Geekbench 4 threw back a score of 4840 on a single core and 16,364 on a multicore. These fall in line with the processing score of a new Macbook Pro and just above a Surfacebook Pro. Similarly when running a PCMark 10 scores threw back were on par with the laptops mentioned above. Pretty good scores that’ll put it nicely on par with the likes of higher tiered modern ultrabooks on the market.
When I run a Heaven benchmark I initially ran it with all the bells and whistles you could expect from a gaming laptop. However, this did not work and I will stress that this laptop is not for gaming. I had to literally set everything to a minimum to get a playable frame rate from Heaven. Resolution was knocked down to 1080p, even though this is a 4K display, the quality was on low, there was no anti-aliasing, tessellation was turned off and so on and so forth. Granted the spec will probably get you through a game of League of Legends or Hearthstone with no issues, but don’t bank on Shadow of the Tomb Raider, although very playable at around 40fps at 1080p, looking any good. But to be fair, I wouldn’t consider this ultrabook if I was after something I could game on the go with. You’re going to be looking towards one of the Razer Blade laptops for that kind of thing.

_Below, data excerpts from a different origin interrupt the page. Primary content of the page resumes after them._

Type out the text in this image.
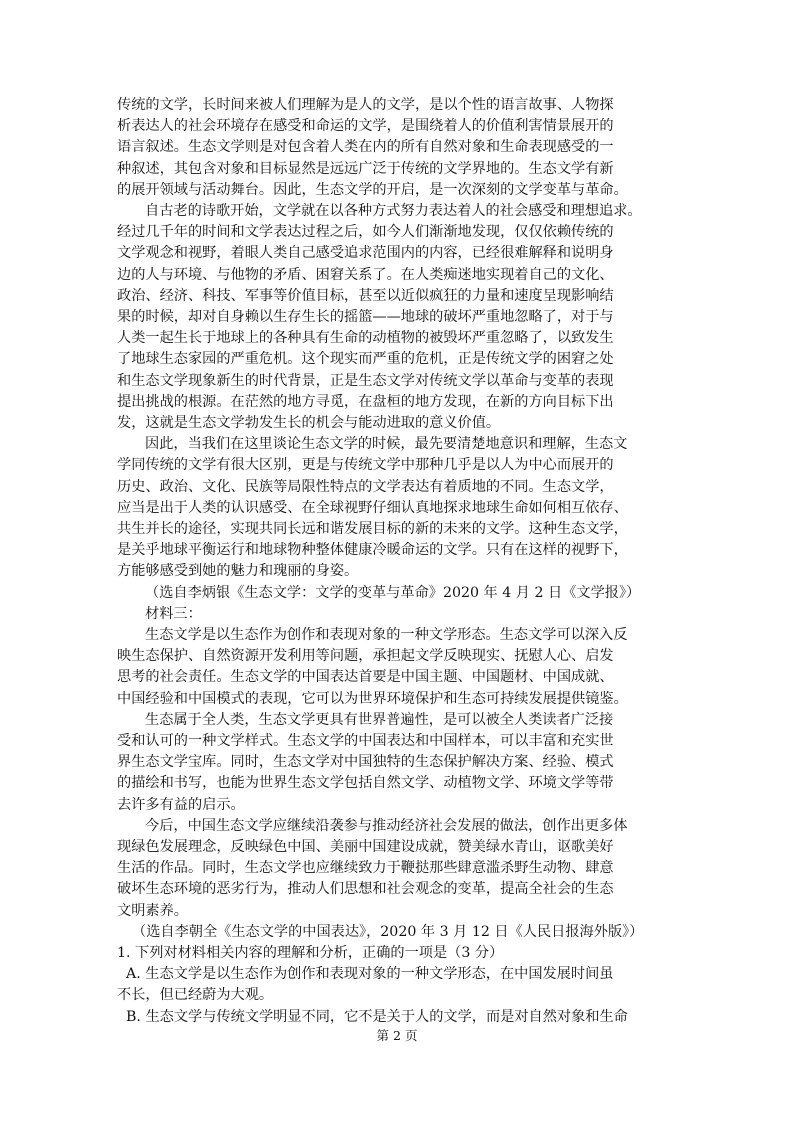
传统的文学，长时间来被人们理解为是人的文学，是以个性的语言故事、人物探
析表达人的社会环境存在感受和命运的文学，是围绕着人的价值利害情景展开的
语言叙述。生态文学则是对包含着人类在内的所有自然对象和生命表现感受的一
种叙述，其包含对象和目标显然是远远广泛于传统的文学界地的。生态文学有新
的展开领域与活动舞台。因此，生态文学的开启，是一次深刻的文学变革与革命。
自古老的诗歌开始，文学就在以各种方式努力表达着人的社会感受和理想追求。
经过几千年的时间和文学表达过程之后，如今人们渐渐地发现，仅仅依赖传统的
文学观念和视野，着眼人类自己感受追求范围内的内容，已经很难解释和说明身
边的人与环境、与他物的矛盾、困窘关系了。在人类痴迷地实现着自己的文化、
政治、经济、科技、军事等价值目标，甚至以近似疯狂的力量和速度呈现影响结
果的时候，却对自身赖以生存生长的摇篮——地球的破坏严重地忽略了，对于与
人类一起生长于地球上的各种具有生命的动植物的被毁坏严重忽略了，以致发生
了地球生态家园的严重危机。这个现实而严重的危机，正是传统文学的困窘之处
和生态文学现象新生的时代背景，正是生态文学对传统文学以革命与变革的表现
提出挑战的根源。在茫然的地方寻觅，在盘桓的地方发现，在新的方向目标下出
发，这就是生态文学勃发生长的机会与能动进取的意义价值。
因此，当我们在这里谈论生态文学的时候，最先要清楚地意识和理解，生态文
学同传统的文学有很大区别，更是与传统文学中那种几乎是以人为中心而展开的
历史、政治、文化、民族等局限性特点的文学表达有着质地的不同。生态文学，
应当是出于人类的认识感受、在全球视野仔细认真地探求地球生命如何相互依存、
共生并长的途径，实现共同长远和谐发展目标的新的未来的文学。这种生态文学，
是关乎地球平衡运行和地球物种整体健康冷暖命运的文学。只有在这样的视野下，
方能够感受到她的魅力和瑰丽的身姿。
（选自李炳银《生态文学：文学的变革与革命》2020 年 4 月 2 日《文学报》）
材料三：
生态文学是以生态作为创作和表现对象的一种文学形态。生态文学可以深入反
映生态保护、自然资源开发利用等问题，承担起文学反映现实、抚慰人心、启发
思考的社会责任。生态文学的中国表达首要是中国主题、中国题材、中国成就、
中国经验和中国模式的表现，它可以为世界环境保护和生态可持续发展提供镜鉴。
生态属于全人类，生态文学更具有世界普遍性，是可以被全人类读者广泛接
受和认可的一种文学样式。生态文学的中国表达和中国样本，可以丰富和充实世
界生态文学宝库。同时，生态文学对中国独特的生态保护解决方案、经验、模式
的描绘和书写，也能为世界生态文学包括自然文学、动植物文学、环境文学等带
去许多有益的启示。
今后，中国生态文学应继续沿袭参与推动经济社会发展的做法，创作出更多体
现绿色发展理念，反映绿色中国、美丽中国建设成就，赞美绿水青山，讴歌美好
生活的作品。同时，生态文学也应继续致力于鞭挞那些肆意滥杀野生动物、肆意
破坏生态环境的恶劣行为，推动人们思想和社会观念的变革，提高全社会的生态
文明素养。
（选自李朝全《生态文学的中国表达》，2020 年 3 月 12 日《人民日报海外版》）
1. 下列对材料相关内容的理解和分析，正确的一项是（3 分）
A. 生态文学是以生态作为创作和表现对象的一种文学形态，在中国发展时间虽
不长，但已经蔚为大观。
B. 生态文学与传统文学明显不同，它不是关于人的文学，而是对自然对象和生命
第 2 页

Where I felt it did shine, was with its editing capabilities. To test its rendering times, I took a previous TechNuovo video review, the KEF LSX speakers. I filmed the entire thing in 4K and exported it using the YouTube 1080p preset that comes with Premiere Pro. The video is just under six minutes long, and it took 20 minutes and 23 seconds to render out.
One thing when it comes to its performance though is the fact that it’s quite loud when performing intensive tasks. Fans seem to whirl up in a big way. I couldn’t go as far as saying there’s any kind of coil whine, but it is certainly on par with some larger desktops rocking several case fans. If you’re in a quiet public library playing a game of Overwatch, people are going to know about it.
With a 75WHr battery life inside, you’re probably looking at around half a working day with heavy use. I’m talking video editing sessions or long Netflix binges. However, if you’re a word processor and web browsing type user, then you could probably stretch that to around six to seven hours.
Luckily enough the charger supplied is relatively small and light so carrying that in a pocket in your laptop bag shouldn’t be a problem at all.
Should you Buy?
The Dell XPS 15 9575 is a pretty solid all around laptop. It’s got great design, superb performance and if you’re a creative, it can run just about everything you could throw at it relatively well. However, the battery life is a little sub par so be prepared to carry a charger. If you’re more traditional and want to shy away from the 2-in-1 design, there is an original XPS model you can check out too. If you do require more information, then check out the Dell UK website.